How Fossil Fuels are Made
Fossil fuels are made out of plants and creatures that were growing and living on earth hundreds of millions of years ago. When they died, their remains rotted into the ground and started turning into peat. Peat still forms today in wet swampy environments, accumulating at the rate of about 1mm per year on average.
If a productive peat swamp is left untouched for about 60,000 years, enough peat will collect to form a seam of coal about 3m deep. But that peat isn’t coal yet - for it to turn into coal, it needs to be compressed over hundreds of millions of years.1
As early as the 2nd Century AD, there is evidence that the Romans used coal to power their underfloor heating systems, but globally coal was being dug out of the ground at a very slow rate.
It was not until the beginning of the industrial revolution about 200 years ago when steam engines were invented that use of coal skyrocketed globally.

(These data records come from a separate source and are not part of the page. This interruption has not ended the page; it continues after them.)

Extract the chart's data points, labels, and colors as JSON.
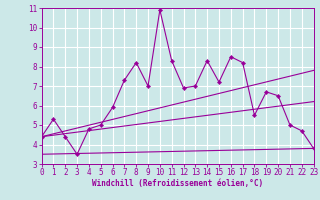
{
  "xlabel": "Windchill (Refroidissement éolien,°C)",
  "xlim": [
    0,
    23
  ],
  "ylim": [
    3,
    11
  ],
  "xticks": [
    0,
    1,
    2,
    3,
    4,
    5,
    6,
    7,
    8,
    9,
    10,
    11,
    12,
    13,
    14,
    15,
    16,
    17,
    18,
    19,
    20,
    21,
    22,
    23
  ],
  "yticks": [
    3,
    4,
    5,
    6,
    7,
    8,
    9,
    10,
    11
  ],
  "bg_color": "#cce8e8",
  "line_color": "#990099",
  "grid_color": "#ffffff",
  "series1_x": [
    0,
    1,
    2,
    3,
    4,
    5,
    6,
    7,
    8,
    9,
    10,
    11,
    12,
    13,
    14,
    15,
    16,
    17,
    18,
    19,
    20,
    21,
    22,
    23
  ],
  "series1_y": [
    4.4,
    5.3,
    4.4,
    3.5,
    4.8,
    5.0,
    5.9,
    7.3,
    8.2,
    7.0,
    10.9,
    8.3,
    6.9,
    7.0,
    8.3,
    7.2,
    8.5,
    8.2,
    5.5,
    6.7,
    6.5,
    5.0,
    4.7,
    3.8
  ],
  "series2_x": [
    0,
    23
  ],
  "series2_y": [
    4.4,
    7.8
  ],
  "series3_x": [
    0,
    23
  ],
  "series3_y": [
    4.4,
    6.2
  ],
  "series4_x": [
    0,
    23
  ],
  "series4_y": [
    3.5,
    3.8
  ],
  "tick_fontsize": 5.5,
  "xlabel_fontsize": 5.5
}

By the 1880s, coal was being used to power electricity generation stations and since then we have been digging it out at faster and faster rates.2
That coal that has taken hundreds of millions years to form is dug out of the ground and burnt to generate electricity and provide heat. One peat swamp like the one mentioned above (assuming it was about 10m square in size) would produce around 300 tons of coal – enough to power a modern 1000MW power station for about an hour.
We humans are taking coal, oil and gas out of the ground much, much faster than it can be made by natural processes. This is like the analogy of the tap dripping into the water cooler – only we are drawing water not by the cupful but by the bucket load.
If we continue to take fossil fuels out of the ground at the rate we are doing, soon there will be none left, and we will have to wait hundreds of millions of years for more to form.
The Amount of Fossil Fuels Left in the Ground
It is difficult to determine how much fossil fuels are left, and various estimation methods are used to guess the amounts of underground reserves that haven’t been found yet.
There is general agreement amongst the scientific community that if we continue to use fossil fuels at the rate we are doing, oil and gas will run out at some point before the end of this century. This is within the lifetime of many people who are alive today. Coal will last a bit longer, with estimates placing total worldwide coal depletion at about 114 years.3
So, whilst one could argue that fossil fuels are technically renewable – in that they do continue to be replenished – in practical terms this is nonsense. They are replenished so very, very slowly compared to the speed they’re being used up, that on the scale of human lifetimes, it is entirely appropriate that they are considered non-renewable.
The world running out of fossil fuels is not something that happens far off in the distant future, it is something that is beginning to happen now, and we as a human race need to face this reality and take action to drastically reduce the amounts of fossil fuels we are using.
If we don’t – just like the water cooler – one day we’ll turn the tap and nothing will come out.